Simitçinin dönüşü

Akif Emre

Ramazan geçti. Uzun bayram tatilinden sonraki ilk pazartesi işyerine gelirken kafamda tek soru işareti vardı: Simitçi dönmüş müydü? Yoksa yazdıklarım muhayyel bir zamanda muhayyel bir simitçinin paradigmaya kafa tutmasının öyküsü müydü? Belki de öyleydi. Hakkında yazılanlardan habersiz hatta bayram sonrası “o simitçiden simit almak” isteyen okuyucuların merakından habersiz her zamanki köşesine gelecek miydi? Yoksa tesadüfen Ramazan başından itibaren iş değiştiren, başka yere taşınan biriydi de bunca anlamı biz mi yüklemiştik?

Caddeden karşıya geçtiğimde görüş mesafesine girdiği anda kırmızı simit tezgahını gördüm ilkin. Doğrusu rahat bir nefes aldım. Ramazan'da bilerek isteyerek satış yapmamıştı. Bu kez ayakta, sırtını tezgaha dönmüş olarak sürekli müşterilerini karşılayan işyeri sahibi gibi duruyordu. Yüzündeki mahcup gülümseme eksilmeden…

Selam verdim hiçbir şey olmamış gibi. Simitlerden birini seçerken “yoktun epeydir” diye bir şeyler mırıldandım belli belirsiz. “Ramazan'da tatil yapayım dedim, gelmedim” dedi. Bu kadardı. “Hayırlısı olsun, Ramazan'ın bereketiyle…” diyebildim paradigmatik analizlere girmeden, sistem eleştirilerine dalmadan. Ramazan'dan ve bereketten bahseden bir alışverişin üstüne yapılacak her tür çözümleme gayet yavan kalacaktı, belli. Bu tür açıklamaların farkında olmasa da hissettiği de belliydi.

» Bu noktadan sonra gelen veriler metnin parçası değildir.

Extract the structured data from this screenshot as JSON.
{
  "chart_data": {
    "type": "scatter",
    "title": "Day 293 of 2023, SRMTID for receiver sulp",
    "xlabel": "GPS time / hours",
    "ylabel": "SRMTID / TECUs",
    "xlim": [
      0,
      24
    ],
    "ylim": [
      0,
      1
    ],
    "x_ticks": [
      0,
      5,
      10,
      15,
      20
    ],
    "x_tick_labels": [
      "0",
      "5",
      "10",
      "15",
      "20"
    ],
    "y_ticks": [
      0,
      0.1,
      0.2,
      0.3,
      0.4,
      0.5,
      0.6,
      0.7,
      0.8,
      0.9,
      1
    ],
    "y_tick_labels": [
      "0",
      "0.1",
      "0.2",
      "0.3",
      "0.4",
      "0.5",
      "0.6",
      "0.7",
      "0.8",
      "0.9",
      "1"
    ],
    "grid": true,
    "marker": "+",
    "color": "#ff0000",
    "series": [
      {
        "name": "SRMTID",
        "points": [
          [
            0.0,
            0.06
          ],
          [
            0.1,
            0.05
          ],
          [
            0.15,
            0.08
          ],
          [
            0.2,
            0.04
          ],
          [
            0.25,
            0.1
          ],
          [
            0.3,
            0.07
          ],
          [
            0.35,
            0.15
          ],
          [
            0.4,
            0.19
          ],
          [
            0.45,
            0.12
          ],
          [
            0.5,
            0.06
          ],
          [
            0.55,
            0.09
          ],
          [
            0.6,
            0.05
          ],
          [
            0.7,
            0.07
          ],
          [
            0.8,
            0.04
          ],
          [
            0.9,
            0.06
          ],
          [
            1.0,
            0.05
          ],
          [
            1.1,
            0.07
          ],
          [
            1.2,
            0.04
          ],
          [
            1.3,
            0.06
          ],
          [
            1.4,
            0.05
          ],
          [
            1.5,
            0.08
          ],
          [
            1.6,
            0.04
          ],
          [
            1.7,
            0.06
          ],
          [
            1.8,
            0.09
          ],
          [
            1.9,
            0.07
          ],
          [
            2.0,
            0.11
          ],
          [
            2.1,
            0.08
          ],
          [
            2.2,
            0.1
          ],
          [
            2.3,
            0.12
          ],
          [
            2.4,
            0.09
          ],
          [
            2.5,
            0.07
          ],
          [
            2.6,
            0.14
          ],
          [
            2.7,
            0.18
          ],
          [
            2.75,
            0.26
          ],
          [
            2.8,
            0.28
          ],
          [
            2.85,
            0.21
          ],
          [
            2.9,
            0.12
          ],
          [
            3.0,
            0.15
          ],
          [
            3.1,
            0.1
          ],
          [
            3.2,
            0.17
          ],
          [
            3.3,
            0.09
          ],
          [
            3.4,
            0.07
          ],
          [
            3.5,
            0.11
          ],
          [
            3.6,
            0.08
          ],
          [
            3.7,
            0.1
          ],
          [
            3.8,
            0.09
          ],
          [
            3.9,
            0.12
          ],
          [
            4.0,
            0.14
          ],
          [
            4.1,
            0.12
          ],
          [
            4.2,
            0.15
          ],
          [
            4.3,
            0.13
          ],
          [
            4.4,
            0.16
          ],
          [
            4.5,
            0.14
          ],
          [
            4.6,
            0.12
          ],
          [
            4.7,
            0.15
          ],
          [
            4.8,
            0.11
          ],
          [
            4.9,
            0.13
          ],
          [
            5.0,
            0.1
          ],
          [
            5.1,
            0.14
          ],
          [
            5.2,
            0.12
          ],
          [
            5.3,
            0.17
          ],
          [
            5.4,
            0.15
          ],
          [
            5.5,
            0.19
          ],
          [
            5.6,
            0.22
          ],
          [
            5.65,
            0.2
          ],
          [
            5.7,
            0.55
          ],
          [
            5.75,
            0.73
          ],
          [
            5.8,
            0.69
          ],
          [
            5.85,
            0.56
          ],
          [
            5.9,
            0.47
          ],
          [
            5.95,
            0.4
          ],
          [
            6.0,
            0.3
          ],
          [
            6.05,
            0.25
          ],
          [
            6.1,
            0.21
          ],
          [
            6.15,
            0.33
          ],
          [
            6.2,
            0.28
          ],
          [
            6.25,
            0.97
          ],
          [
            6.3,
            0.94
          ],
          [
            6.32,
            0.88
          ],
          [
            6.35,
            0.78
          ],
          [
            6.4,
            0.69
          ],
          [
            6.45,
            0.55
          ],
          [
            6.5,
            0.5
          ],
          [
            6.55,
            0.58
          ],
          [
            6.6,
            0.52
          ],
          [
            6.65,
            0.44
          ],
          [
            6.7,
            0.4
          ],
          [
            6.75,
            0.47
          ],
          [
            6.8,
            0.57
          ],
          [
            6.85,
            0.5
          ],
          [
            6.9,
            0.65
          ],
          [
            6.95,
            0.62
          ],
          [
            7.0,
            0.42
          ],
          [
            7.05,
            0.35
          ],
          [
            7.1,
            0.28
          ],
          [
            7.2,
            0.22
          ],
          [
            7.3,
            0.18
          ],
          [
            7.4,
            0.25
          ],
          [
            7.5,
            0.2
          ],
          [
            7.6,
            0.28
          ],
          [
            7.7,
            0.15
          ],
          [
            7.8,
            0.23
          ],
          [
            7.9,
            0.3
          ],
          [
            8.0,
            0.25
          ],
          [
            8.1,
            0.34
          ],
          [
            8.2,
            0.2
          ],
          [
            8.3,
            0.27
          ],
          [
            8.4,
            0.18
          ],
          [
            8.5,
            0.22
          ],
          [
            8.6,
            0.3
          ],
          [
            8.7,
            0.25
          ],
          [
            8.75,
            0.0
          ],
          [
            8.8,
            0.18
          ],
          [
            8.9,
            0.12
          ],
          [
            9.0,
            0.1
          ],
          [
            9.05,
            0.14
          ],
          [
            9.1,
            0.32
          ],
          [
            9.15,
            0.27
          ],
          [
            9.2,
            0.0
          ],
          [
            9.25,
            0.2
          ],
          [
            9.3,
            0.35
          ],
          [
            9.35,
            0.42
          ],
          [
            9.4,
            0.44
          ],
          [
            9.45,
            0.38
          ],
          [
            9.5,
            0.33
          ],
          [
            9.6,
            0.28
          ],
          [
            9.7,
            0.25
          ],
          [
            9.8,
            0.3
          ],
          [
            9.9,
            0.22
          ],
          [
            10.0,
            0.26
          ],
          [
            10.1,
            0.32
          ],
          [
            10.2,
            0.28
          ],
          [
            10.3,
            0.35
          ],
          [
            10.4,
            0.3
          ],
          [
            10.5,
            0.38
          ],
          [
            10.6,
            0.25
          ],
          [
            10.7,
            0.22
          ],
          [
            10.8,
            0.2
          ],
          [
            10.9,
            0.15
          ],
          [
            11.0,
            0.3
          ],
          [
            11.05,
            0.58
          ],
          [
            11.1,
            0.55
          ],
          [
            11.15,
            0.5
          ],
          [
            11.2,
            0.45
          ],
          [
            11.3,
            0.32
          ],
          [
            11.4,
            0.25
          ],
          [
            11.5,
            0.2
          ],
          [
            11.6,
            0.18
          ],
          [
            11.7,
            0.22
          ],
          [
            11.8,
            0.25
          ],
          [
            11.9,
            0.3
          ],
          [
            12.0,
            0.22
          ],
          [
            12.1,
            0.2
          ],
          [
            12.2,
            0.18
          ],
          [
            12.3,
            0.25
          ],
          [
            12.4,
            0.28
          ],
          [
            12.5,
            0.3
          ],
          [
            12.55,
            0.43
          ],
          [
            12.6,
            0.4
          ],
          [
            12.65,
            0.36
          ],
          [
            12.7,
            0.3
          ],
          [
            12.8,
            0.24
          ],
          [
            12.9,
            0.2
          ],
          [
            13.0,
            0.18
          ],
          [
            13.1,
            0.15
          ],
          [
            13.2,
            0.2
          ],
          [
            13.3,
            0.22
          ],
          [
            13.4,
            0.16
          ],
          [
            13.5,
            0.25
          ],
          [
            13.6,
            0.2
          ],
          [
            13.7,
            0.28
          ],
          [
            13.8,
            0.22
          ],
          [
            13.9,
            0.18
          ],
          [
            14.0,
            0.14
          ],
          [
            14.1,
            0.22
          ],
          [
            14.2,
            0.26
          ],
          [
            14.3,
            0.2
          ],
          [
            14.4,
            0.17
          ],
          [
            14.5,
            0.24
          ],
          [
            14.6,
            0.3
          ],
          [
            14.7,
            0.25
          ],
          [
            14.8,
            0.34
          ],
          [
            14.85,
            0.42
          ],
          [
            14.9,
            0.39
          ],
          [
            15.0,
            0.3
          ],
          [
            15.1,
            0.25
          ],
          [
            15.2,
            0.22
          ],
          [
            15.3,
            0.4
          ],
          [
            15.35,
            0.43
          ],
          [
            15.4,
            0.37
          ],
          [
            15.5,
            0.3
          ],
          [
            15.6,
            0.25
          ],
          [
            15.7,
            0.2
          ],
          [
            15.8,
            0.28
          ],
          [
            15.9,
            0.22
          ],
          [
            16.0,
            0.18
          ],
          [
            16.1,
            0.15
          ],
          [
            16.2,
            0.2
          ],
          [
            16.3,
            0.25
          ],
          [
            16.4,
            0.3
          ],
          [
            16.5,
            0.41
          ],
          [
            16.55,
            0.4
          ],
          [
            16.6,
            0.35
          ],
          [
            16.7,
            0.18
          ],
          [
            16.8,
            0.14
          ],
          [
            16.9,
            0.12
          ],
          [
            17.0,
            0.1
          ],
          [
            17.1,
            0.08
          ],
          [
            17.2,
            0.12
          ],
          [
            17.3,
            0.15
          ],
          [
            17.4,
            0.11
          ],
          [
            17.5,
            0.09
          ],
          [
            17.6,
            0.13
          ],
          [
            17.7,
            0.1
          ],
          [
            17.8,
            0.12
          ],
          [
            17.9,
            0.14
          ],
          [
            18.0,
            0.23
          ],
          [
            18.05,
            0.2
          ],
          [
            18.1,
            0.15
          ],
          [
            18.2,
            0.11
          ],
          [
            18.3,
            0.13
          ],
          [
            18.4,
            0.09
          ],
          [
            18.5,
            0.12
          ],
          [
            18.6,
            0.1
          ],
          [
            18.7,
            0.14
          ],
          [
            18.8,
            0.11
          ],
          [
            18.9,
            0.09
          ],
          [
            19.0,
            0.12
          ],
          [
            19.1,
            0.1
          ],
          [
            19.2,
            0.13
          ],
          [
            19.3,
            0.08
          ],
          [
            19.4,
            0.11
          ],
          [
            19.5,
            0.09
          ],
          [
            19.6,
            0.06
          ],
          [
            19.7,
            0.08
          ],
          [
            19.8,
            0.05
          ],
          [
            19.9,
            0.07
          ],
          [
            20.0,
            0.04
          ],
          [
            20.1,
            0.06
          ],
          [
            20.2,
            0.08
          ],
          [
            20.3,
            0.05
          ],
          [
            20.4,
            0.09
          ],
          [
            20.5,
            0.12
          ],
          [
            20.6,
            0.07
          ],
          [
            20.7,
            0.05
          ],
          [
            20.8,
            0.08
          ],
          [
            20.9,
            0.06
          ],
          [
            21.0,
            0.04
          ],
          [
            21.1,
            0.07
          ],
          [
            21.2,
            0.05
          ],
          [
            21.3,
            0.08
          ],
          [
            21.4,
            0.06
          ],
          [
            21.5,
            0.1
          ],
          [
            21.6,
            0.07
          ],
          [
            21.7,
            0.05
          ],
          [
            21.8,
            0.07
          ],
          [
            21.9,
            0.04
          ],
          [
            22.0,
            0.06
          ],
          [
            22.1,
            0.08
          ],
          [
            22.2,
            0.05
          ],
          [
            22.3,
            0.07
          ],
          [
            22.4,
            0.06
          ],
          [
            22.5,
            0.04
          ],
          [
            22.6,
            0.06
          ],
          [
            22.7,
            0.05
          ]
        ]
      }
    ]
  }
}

İtinayla kağıda sarıp poşete yerleştirdiği tek simiti elime verip uzaklaşırken duyduğum sesle arkaya dönüp baktım. “Vay Ahmet bey… Hoş gelmişin..” Takım elbiseli kravatlı uzunca boylu biri simitçiyle kucaklaşıyordu.. Meğer yokluğunu fark eden sadece ben değilmişim. Ve üstelik ismini bilmeyen sadece benmişim galiba.

O yine köşesinde tezgahın başında bekleyecek. Her sabah taze simit bekleyenler ya geçerken alacak ya da sürekli müşterilerinin bürolarına kadar çıkıp tek tek simitlerini bırakarak tezgahının başına dönecek. Borsa inse de düşse de, döviz bir anda yukarı doğru fırlasa da onun hayatında fazla bir şey değişmeyecek. O her gün simitlerini satmaya devam edecek.

Belki tek başına, orada o köşede, değeri hiç eksilmeyen bir servetin sahibi olarak hep zengin kalacak.: Kanaat, bereket, tevazu…

700 milyar dolarlık bankalara belki hiçbir zaman sahip olmayacak hatta servetin bu denli tekelleşmesine karşı çıkacak bir dünyanın, hayat tarzının, varoluşsal kavrayışın sahip olduğu değer hep zengin kalacak. “Bir hırka bir lokma” edilgenliğine düşmeden, küresel tekelciliğe savrulmadan bereket ve kanaate sarılıp, yardım ve adaleti besleyerek

'Simitçinin dönüşü'nün borsanın çöküş gününe denk gelmesi tesadüf mü dersiniz?